Montañas y montañas de desperdicios por cuyas laderas trepan y descienden cientos de personas, como labradores salidos de alguna distopía. Al aire no le cabe ni un átomo más de podredumbre. A la tierra tampoco. Nada que alcances a ver, oler o tocar escapa a la podredumbre en un lugar como este. Si hay algo limpio aquí habría que buscarlo por fuerza en el corazón de esa gente que hurga en la basura, asediada por las moscas y por el calor y también, quizá, por la necesidad. Y yo creo que sí, que entre tanta inmundicia puede que algunos encuentren la manera de mantenerse limpios. Eso quiero creer.
Mientras estuve en la CUJAE, ¿cuántas veces miré hacia allá sin saber a ciencia cierta lo que estaba mirando? Demasiadas. A lo largo de cinco años. Y entonces, un día cualquiera, alguien me habla del vertedero de la calle 100, y ese día cualquiera me digo que tengo que ir. No tanto para confirmar lo que me han contado como por una especie de penitencia, como si viajando hacia esa cordillera plagada de gusanos me pudiera desintoxicar de lo que fuese que me tenía anestesiado, al punto de no ver esa mole de basura a un palmo de mi nariz.
Fui a la montaña, desde luego, y esto fue lo que vi.
Diariamente se vierten 20 000 metros cúbicos de basura, por lo cual su crecimiento se ha vuelto incontrolable.
Cientos de personas esperan a que los camiones descarguen para hurgar en busca de algo que les parezca útil. En este sitio, los desechos de unos son la riqueza de otros.
Lo más parecido al reciclaje lo hacen los “buzos”, quienes permanecen aquí ilegalmente para recoger la basura que luego venden como materia prima.
El suelo es negro y blando, putrefacto.
Desde la carretera no se ve el vertedero. Muchos no saben –o no quieren saber– que está allí.
El modus operandi es simple: se echa la basura, se barre y se tapa con tierra. Esto evita que el gas metano suba a la atmósfera y contamine el ambiente. Camiones tirando y buldóceres aplanando, basura sobre basura.

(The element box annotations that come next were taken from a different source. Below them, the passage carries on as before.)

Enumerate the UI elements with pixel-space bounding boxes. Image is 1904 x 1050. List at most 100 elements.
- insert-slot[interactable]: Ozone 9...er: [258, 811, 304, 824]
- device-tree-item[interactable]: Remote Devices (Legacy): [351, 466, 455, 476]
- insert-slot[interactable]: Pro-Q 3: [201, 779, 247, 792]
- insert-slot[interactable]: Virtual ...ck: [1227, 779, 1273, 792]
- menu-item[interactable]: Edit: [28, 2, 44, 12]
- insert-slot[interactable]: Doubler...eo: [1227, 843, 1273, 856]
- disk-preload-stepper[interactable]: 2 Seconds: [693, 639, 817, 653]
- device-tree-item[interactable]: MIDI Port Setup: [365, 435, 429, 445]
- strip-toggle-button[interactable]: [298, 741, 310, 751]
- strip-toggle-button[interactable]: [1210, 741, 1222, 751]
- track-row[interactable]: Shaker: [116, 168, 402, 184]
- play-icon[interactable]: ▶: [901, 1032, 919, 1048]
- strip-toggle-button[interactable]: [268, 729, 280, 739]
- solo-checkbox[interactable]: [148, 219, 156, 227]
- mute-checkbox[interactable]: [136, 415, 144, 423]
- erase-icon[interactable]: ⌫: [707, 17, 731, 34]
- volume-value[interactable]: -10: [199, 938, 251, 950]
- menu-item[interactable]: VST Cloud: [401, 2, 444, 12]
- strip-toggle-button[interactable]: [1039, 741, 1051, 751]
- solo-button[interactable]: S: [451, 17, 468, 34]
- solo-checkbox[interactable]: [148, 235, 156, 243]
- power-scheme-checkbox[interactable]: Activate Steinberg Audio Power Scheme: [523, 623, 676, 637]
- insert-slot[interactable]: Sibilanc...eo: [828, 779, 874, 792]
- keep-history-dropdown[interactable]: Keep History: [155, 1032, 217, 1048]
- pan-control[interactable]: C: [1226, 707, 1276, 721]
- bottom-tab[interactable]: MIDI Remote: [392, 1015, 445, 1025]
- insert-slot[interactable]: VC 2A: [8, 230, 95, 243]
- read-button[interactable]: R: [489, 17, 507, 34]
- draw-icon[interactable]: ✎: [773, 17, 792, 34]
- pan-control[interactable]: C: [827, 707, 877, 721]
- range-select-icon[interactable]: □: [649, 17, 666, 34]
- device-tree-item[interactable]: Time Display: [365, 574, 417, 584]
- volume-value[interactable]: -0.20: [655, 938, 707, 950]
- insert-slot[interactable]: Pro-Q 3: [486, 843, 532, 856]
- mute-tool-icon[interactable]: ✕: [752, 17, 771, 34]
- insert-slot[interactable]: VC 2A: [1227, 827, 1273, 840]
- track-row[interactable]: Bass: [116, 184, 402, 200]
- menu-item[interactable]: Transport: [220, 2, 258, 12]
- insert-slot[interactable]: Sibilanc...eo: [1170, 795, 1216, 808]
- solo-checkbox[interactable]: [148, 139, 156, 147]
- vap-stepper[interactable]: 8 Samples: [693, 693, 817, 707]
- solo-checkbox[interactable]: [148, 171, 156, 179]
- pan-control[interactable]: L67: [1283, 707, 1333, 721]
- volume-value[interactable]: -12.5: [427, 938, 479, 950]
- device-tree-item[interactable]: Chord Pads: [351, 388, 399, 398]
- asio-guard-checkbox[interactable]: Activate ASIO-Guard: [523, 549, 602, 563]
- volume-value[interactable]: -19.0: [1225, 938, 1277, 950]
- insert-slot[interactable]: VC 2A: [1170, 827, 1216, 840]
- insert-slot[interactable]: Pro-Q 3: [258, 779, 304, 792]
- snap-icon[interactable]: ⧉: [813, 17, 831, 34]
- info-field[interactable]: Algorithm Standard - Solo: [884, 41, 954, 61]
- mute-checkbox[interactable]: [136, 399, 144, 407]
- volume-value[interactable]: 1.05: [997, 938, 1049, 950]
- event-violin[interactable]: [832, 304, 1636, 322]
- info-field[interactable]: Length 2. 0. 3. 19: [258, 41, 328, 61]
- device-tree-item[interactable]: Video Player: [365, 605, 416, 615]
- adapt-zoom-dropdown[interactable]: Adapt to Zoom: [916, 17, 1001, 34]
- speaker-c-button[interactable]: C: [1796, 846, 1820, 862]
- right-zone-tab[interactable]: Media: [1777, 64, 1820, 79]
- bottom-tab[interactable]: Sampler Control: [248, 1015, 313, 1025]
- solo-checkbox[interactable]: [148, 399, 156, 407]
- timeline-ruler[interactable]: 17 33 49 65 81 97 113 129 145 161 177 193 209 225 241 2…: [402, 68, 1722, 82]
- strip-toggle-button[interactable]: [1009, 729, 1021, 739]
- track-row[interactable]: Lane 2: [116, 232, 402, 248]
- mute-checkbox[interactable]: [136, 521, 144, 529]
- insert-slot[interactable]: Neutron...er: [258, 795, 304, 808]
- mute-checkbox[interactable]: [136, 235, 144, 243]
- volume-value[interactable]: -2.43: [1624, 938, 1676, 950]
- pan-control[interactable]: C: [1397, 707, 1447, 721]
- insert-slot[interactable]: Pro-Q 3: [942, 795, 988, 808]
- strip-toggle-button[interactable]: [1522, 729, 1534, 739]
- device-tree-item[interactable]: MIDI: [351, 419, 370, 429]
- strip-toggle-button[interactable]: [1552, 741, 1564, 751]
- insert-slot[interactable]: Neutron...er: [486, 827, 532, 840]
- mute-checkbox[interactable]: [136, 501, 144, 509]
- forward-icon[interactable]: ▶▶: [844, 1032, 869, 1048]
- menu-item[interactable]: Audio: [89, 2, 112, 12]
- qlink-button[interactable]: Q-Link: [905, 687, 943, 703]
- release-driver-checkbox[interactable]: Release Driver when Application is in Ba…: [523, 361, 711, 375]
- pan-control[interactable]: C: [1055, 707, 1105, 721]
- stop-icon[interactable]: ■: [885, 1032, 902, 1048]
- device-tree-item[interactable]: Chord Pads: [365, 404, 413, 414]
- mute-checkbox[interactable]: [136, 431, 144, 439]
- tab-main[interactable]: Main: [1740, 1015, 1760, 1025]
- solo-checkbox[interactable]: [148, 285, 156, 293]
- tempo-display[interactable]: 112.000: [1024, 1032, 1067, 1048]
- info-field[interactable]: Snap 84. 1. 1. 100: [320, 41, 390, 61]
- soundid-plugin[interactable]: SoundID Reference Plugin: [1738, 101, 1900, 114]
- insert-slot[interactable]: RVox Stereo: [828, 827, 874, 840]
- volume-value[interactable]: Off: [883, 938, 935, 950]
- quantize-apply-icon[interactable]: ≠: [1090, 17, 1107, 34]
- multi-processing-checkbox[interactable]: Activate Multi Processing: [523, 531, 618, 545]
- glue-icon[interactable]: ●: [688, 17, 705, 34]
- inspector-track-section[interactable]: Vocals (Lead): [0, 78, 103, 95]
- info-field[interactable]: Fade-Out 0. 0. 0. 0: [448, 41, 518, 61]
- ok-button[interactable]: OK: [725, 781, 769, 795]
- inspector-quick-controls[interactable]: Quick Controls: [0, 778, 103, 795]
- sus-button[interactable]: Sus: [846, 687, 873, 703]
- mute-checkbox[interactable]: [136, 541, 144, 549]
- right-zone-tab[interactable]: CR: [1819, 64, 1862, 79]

Los buzos ya son colonia, pueblo marginal. Construyen viviendas rústicas y antihigiénicas en un ambiente devastado por la contaminación.
La gente vive de lo que recoge y sigue allí aun cuando la policía acude esporádicamente a desalojarlos.
Incluso las mujeres son presas del vertedero, de la rutina de sobrevivir buscando entre los desechos y del gas metano que incendia en ocasiones la basura y la vuelve extremadamente peligrosa.
Al final del día, el botín. Pomos plásticos, envases de cristal, latas de aluminio, cartones y piezas de metal conforman su tesoro.
¡Impactantes y tristes fotografías!
Todos los vertederos, en cualquier lugar del mundo, constituyen, para mí, la gran vergüenza de los seres humanos.
Ya no es necesario ir hasta Guatemala, donde hay miles de personas viviendo entre los desechos, ya Cuba puede unirse a la lista…
Vivo en Altahabana hace 20 años. Cursé la secundaria en la ESBU Luis Felipe Almeida, a menos de medio kilómetro de “El Bote”, como le llamaban entonces al vertedero.
Aquí los veranos son a veces terribles; depende del viento nos llega el hedor, las moscas abundan todo el año, y recientemente, tras un incendio en el vertedero, se nos ha venido encima una oleada de ratas y guayabitos.
Recién noto que desde la esquina de mi cuadra es posible ver la montaña de basura como una pared que tapa el horizonte, desde donde antes se veía Marianao.
A cada rato se “riega la bola” que van a cerrarlo, y hacer otro vertedero fuera de la ciudad; pero eso lo vengo escuchando desde siempre.
Voy a averiguar como solicitar que se haga un estudio de impacto y una petición para su cierre definitivo.